The first of a promised three volumes of his memoir has just come out, and “” is as compelling in the telling as it was for the author himself to scribe.
“It's absolutely been fascinating,” he said, confirming that he was pleased to finally find a new use for all of the journals that he has kept over the decades of his life.
“I do have an ulterior motive on human beings’ existence on the planet and what we're doing wrong. That's a geological point of view.”
For a guy who started off as a magician before working his way up to cowboy and packer in Jasper in the early 1960s, he seems to now be starting his next career as a writer. The prodigal son of Digby McLaren, the geologist who gained some fame from his early concerns about climate change going back to the mid-1950s, Patrick McLaren seems to have picked up his father’s mantle.
Perhaps he picked up his own interest in geology from the times he and his family went on pack trains through the Rockies when he was a young child. Later, he came to Jasper to work for two summers and it was the most amazing formative experience for him, he said.
Being surrounded by the mountains is a great way to learn about geology, too.

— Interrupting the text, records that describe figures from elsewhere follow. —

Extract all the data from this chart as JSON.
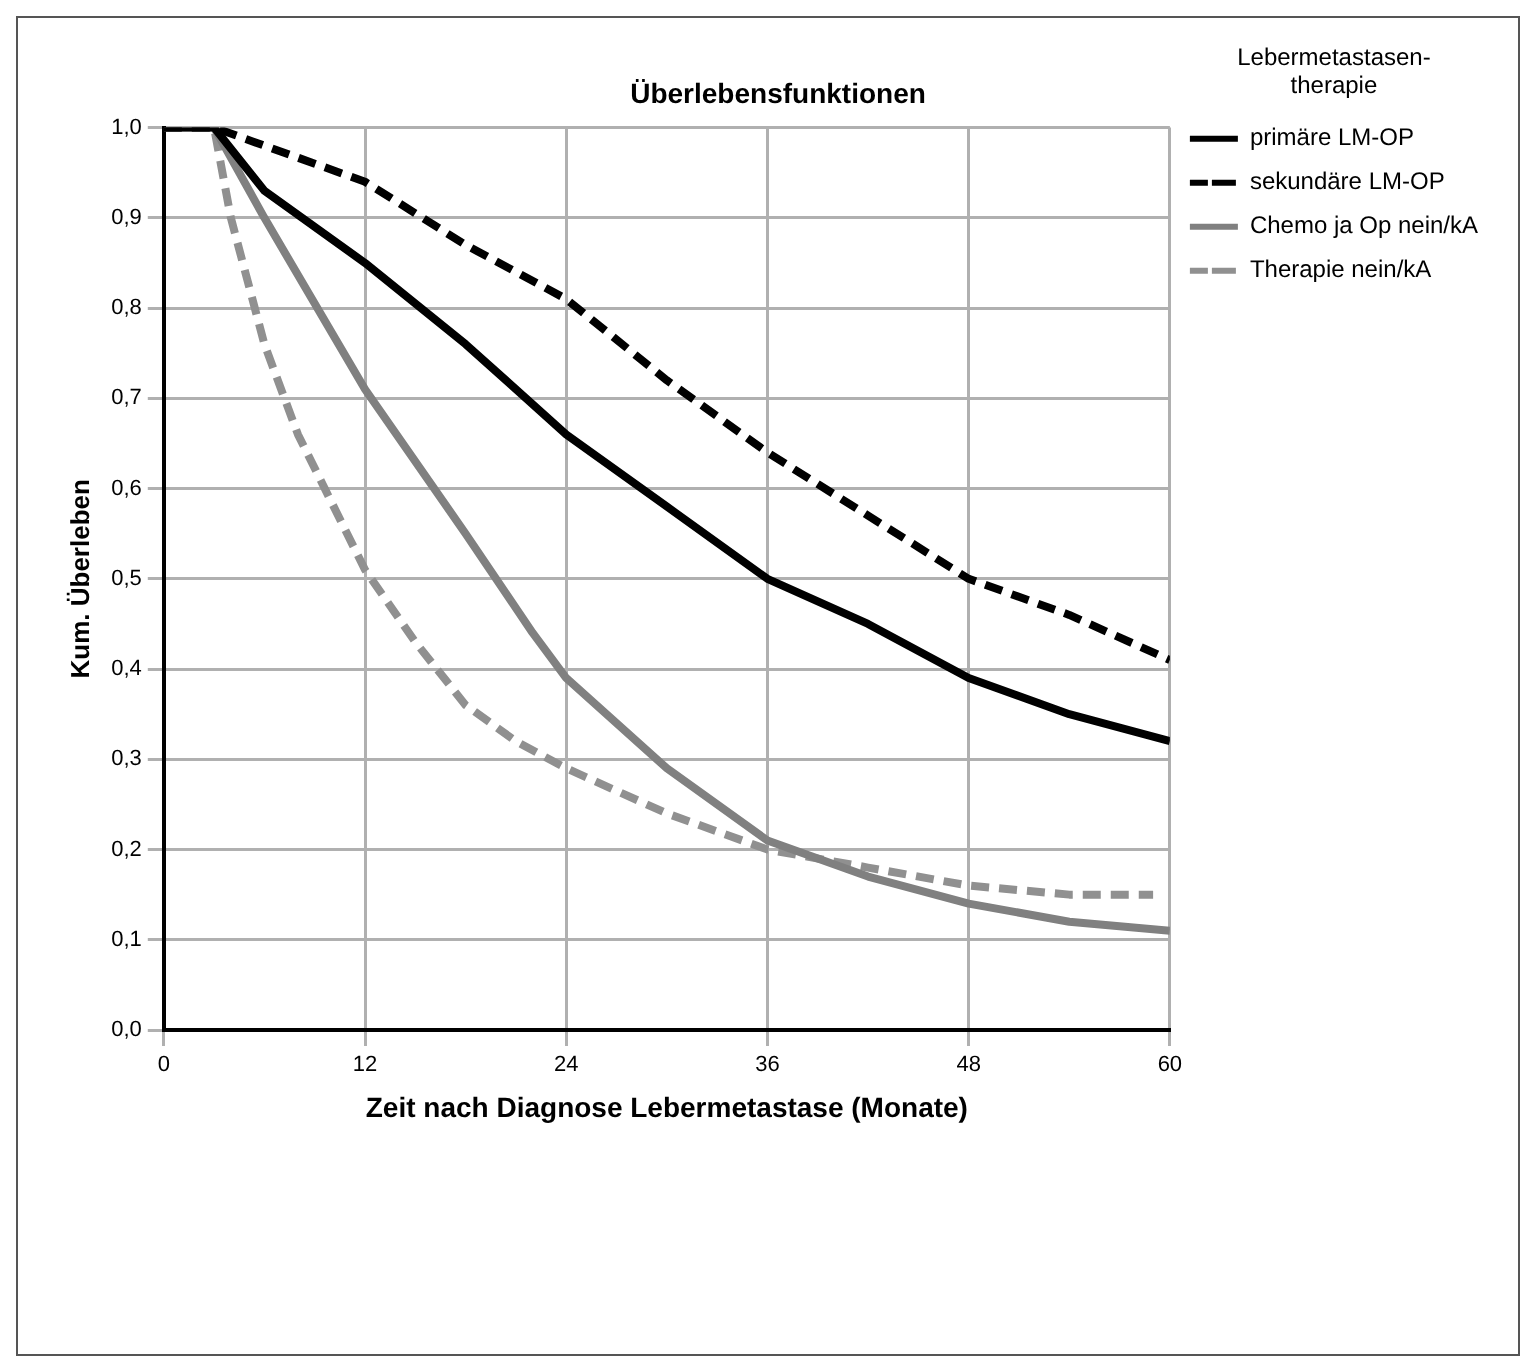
{
  "chart_data": {
    "type": "line",
    "title": "Überlebensfunktionen",
    "xlabel": "Zeit nach Diagnose Lebermetastase (Monate)",
    "ylabel": "Kum. Überleben",
    "legend_title": "Lebermetastasen-therapie",
    "xlim": [
      0,
      60
    ],
    "xticks": [
      0,
      12,
      24,
      36,
      48,
      60
    ],
    "ylim": [
      0,
      1
    ],
    "yticks": [
      {
        "value": 0,
        "label": "0,0"
      },
      {
        "value": 0.1,
        "label": "0,1"
      },
      {
        "value": 0.2,
        "label": "0,2"
      },
      {
        "value": 0.3,
        "label": "0,3"
      },
      {
        "value": 0.4,
        "label": "0,4"
      },
      {
        "value": 0.5,
        "label": "0,5"
      },
      {
        "value": 0.6,
        "label": "0,6"
      },
      {
        "value": 0.7,
        "label": "0,7"
      },
      {
        "value": 0.8,
        "label": "0,8"
      },
      {
        "value": 0.9,
        "label": "0,9"
      },
      {
        "value": 1,
        "label": "1,0"
      }
    ],
    "grid": true,
    "legend": "right",
    "marker": "none",
    "series": [
      {
        "name": "primäre LM-OP",
        "color": "#000000",
        "line_style": "solid",
        "x": [
          0,
          3,
          6,
          12,
          18,
          24,
          30,
          36,
          42,
          48,
          54,
          60
        ],
        "values": [
          1,
          1,
          0.93,
          0.85,
          0.76,
          0.66,
          0.58,
          0.5,
          0.45,
          0.39,
          0.35,
          0.32
        ]
      },
      {
        "name": "sekundäre LM-OP",
        "color": "#000000",
        "line_style": "dashed",
        "x": [
          0,
          3,
          6,
          12,
          18,
          24,
          30,
          36,
          42,
          48,
          54,
          60
        ],
        "values": [
          1,
          1,
          0.98,
          0.94,
          0.87,
          0.81,
          0.72,
          0.64,
          0.57,
          0.5,
          0.46,
          0.41
        ]
      },
      {
        "name": "Chemo ja Op nein/kA",
        "color": "#808080",
        "line_style": "solid",
        "x": [
          0,
          3,
          6,
          12,
          18,
          22,
          24,
          30,
          36,
          42,
          48,
          54,
          60
        ],
        "values": [
          1,
          1,
          0.9,
          0.71,
          0.55,
          0.44,
          0.39,
          0.29,
          0.21,
          0.17,
          0.14,
          0.12,
          0.11
        ]
      },
      {
        "name": "Therapie nein/kA",
        "color": "#909090",
        "line_style": "dashed",
        "x": [
          0,
          3,
          4,
          6,
          8,
          12,
          15,
          18,
          21,
          24,
          30,
          36,
          42,
          48,
          54,
          59
        ],
        "values": [
          1,
          1,
          0.9,
          0.76,
          0.66,
          0.51,
          0.43,
          0.36,
          0.32,
          0.29,
          0.24,
          0.2,
          0.18,
          0.16,
          0.15,
          0.15
        ]
      }
    ]
  }
}
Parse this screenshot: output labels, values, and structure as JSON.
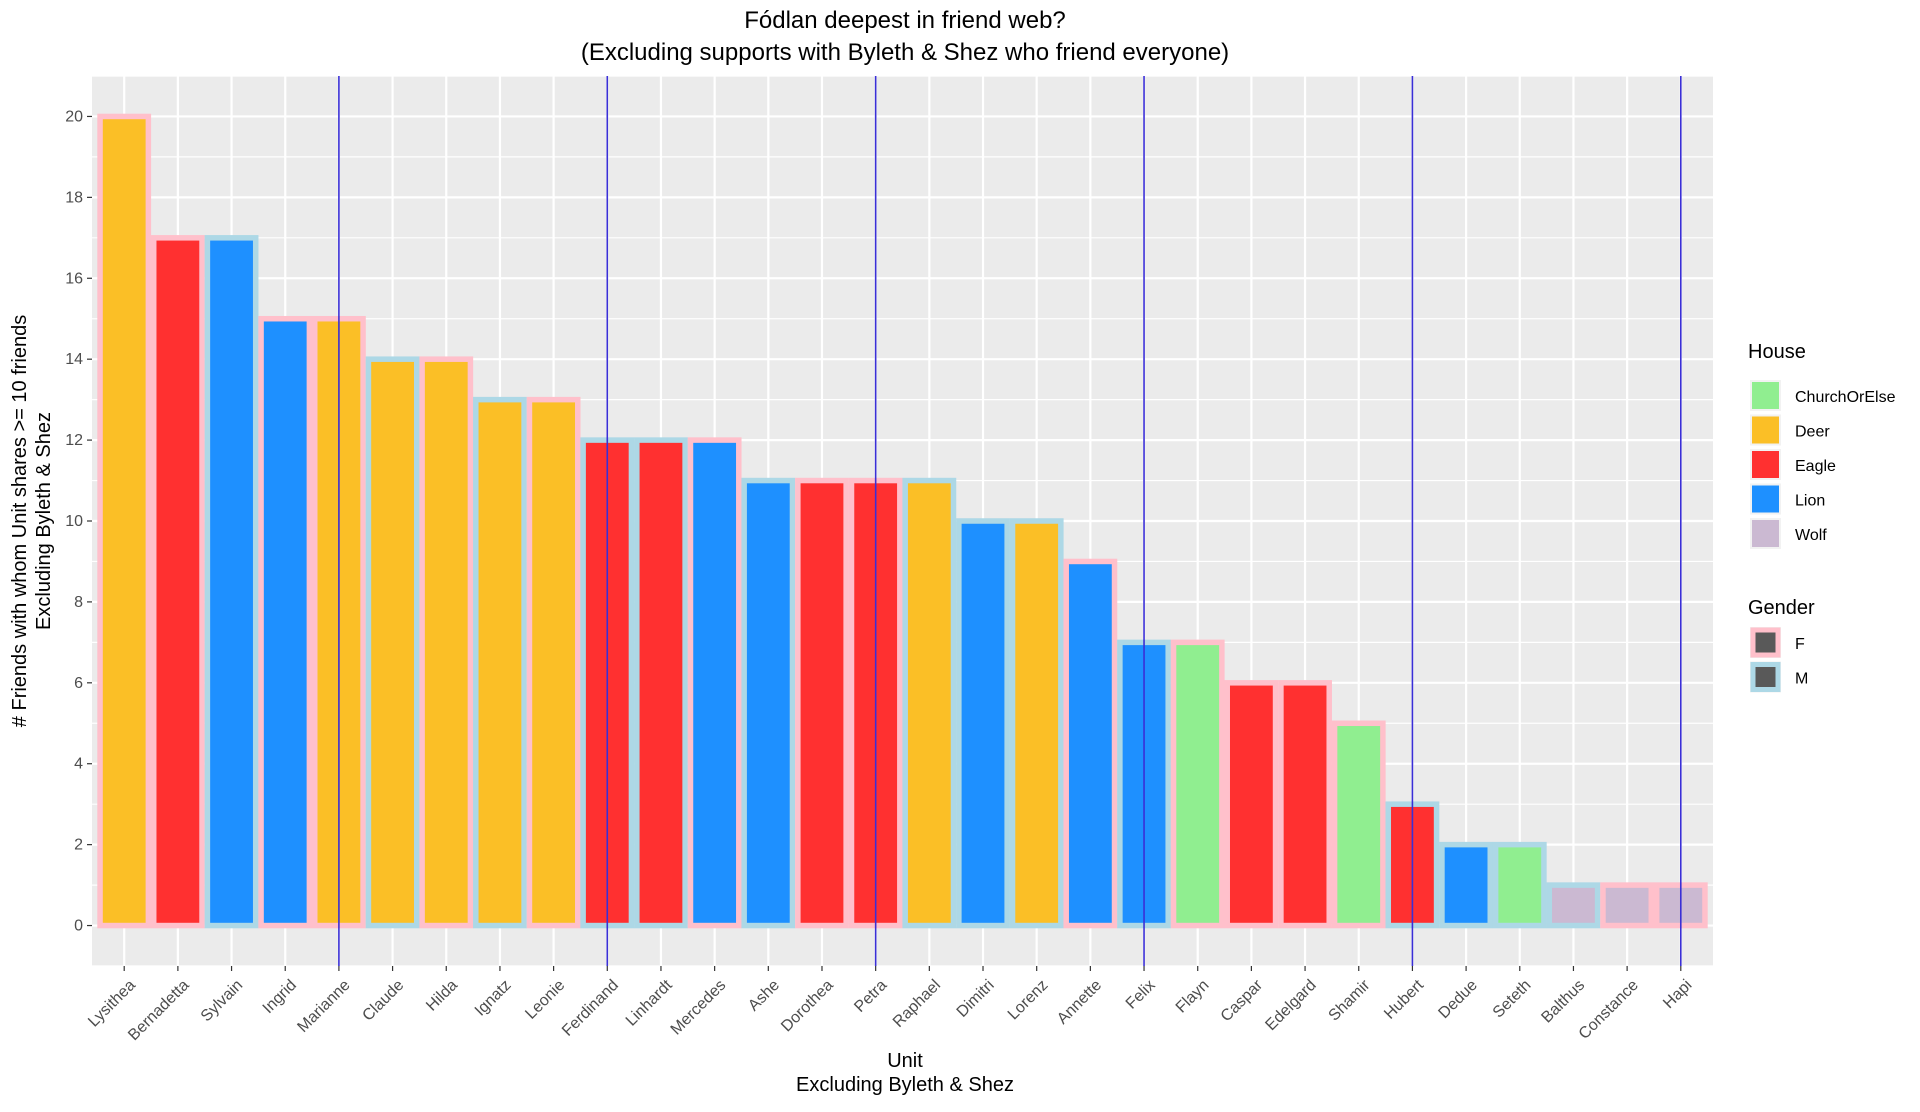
{
  "chart_data": {
    "type": "bar",
    "title": "Fódlan deepest in friend web?",
    "subtitle": "(Excluding supports with Byleth & Shez who friend everyone)",
    "xlabel": "Unit",
    "xlabel_sub": "Excluding Byleth & Shez",
    "ylabel": "# Friends with whom Unit shares >= 10 friends",
    "ylabel_sub": "Excluding Byleth & Shez",
    "ylim": [
      -1,
      21
    ],
    "yticks": [
      0,
      2,
      4,
      6,
      8,
      10,
      12,
      14,
      16,
      18,
      20
    ],
    "grid": true,
    "legend_position": "right",
    "categories": [
      "Lysithea",
      "Bernadetta",
      "Sylvain",
      "Ingrid",
      "Marianne",
      "Claude",
      "Hilda",
      "Ignatz",
      "Leonie",
      "Ferdinand",
      "Linhardt",
      "Mercedes",
      "Ashe",
      "Dorothea",
      "Petra",
      "Raphael",
      "Dimitri",
      "Lorenz",
      "Annette",
      "Felix",
      "Flayn",
      "Caspar",
      "Edelgard",
      "Shamir",
      "Hubert",
      "Dedue",
      "Seteth",
      "Balthus",
      "Constance",
      "Hapi"
    ],
    "values": [
      20,
      17,
      17,
      15,
      15,
      14,
      14,
      13,
      13,
      12,
      12,
      12,
      11,
      11,
      11,
      11,
      10,
      10,
      9,
      7,
      7,
      6,
      6,
      5,
      3,
      2,
      2,
      1,
      1,
      1
    ],
    "house": [
      "Deer",
      "Eagle",
      "Lion",
      "Lion",
      "Deer",
      "Deer",
      "Deer",
      "Deer",
      "Deer",
      "Eagle",
      "Eagle",
      "Lion",
      "Lion",
      "Eagle",
      "Eagle",
      "Deer",
      "Lion",
      "Deer",
      "Lion",
      "Lion",
      "ChurchOrElse",
      "Eagle",
      "Eagle",
      "ChurchOrElse",
      "Eagle",
      "Lion",
      "ChurchOrElse",
      "Wolf",
      "Wolf",
      "Wolf"
    ],
    "gender": [
      "F",
      "F",
      "M",
      "F",
      "F",
      "M",
      "F",
      "M",
      "F",
      "M",
      "M",
      "F",
      "M",
      "F",
      "F",
      "M",
      "M",
      "M",
      "F",
      "M",
      "F",
      "F",
      "F",
      "F",
      "M",
      "M",
      "M",
      "M",
      "F",
      "F"
    ],
    "vlines_at": [
      "Marianne",
      "Ferdinand",
      "Petra",
      "Felix",
      "Hubert",
      "Hapi"
    ],
    "vline_color": "#3a2fd6",
    "legend_house": {
      "title": "House",
      "items": [
        {
          "label": "ChurchOrElse",
          "color": "#90ee90"
        },
        {
          "label": "Deer",
          "color": "#fbbf26"
        },
        {
          "label": "Eagle",
          "color": "#ff3030"
        },
        {
          "label": "Lion",
          "color": "#1e90ff"
        },
        {
          "label": "Wolf",
          "color": "#cbb9d2"
        }
      ]
    },
    "legend_gender": {
      "title": "Gender",
      "items": [
        {
          "label": "F",
          "color": "#ffc0cb"
        },
        {
          "label": "M",
          "color": "#add8e6"
        }
      ]
    },
    "panel_color": "#ebebeb",
    "gridline_color": "#ffffff"
  }
}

The son entered a different field of geology from his father, however. He went on to become a research scientist with the Geological Survey of Canada, later founding a consulting company while at the University of Cambridge.
He earned some of his own fame as the first scientist to dive under the ice at the North Pole. He is very clear that he spent his career concerned about the fate of the planet, while also fighting “fraudulent science” being used for industrial economic gain. He has some stories to tell, some of them quite humourous.
Now retired, he has found the time to compile them in chronological order, including much of his interest and practice as a real magician.
Considering the unlikely adventures that certainly has had, one might think that the task of writing one’s autobiography in not one but three substantial parts to be much like climbing a mountain, for lack of a better phrase.
“I've written lots of scientific papers and so on, and I've never found writing easy. Ever. The hardest thing to do in all of this was not to be frightened and to just talk about how I remembered it,” he said.
“I found that it's getting easier. I was terrified of being full of myself, and then, ‘Isn't it a conceit to just write about yourself?’ I was very, very worried about that. I just wanted to tell a good story, if I could, and then in doing that, where I can, get a little bit more academic or discuss things. It comes through, I think, a little bit in this book of hitting a little more serious topics but still trying to make it interesting: why geology is so fascinating.”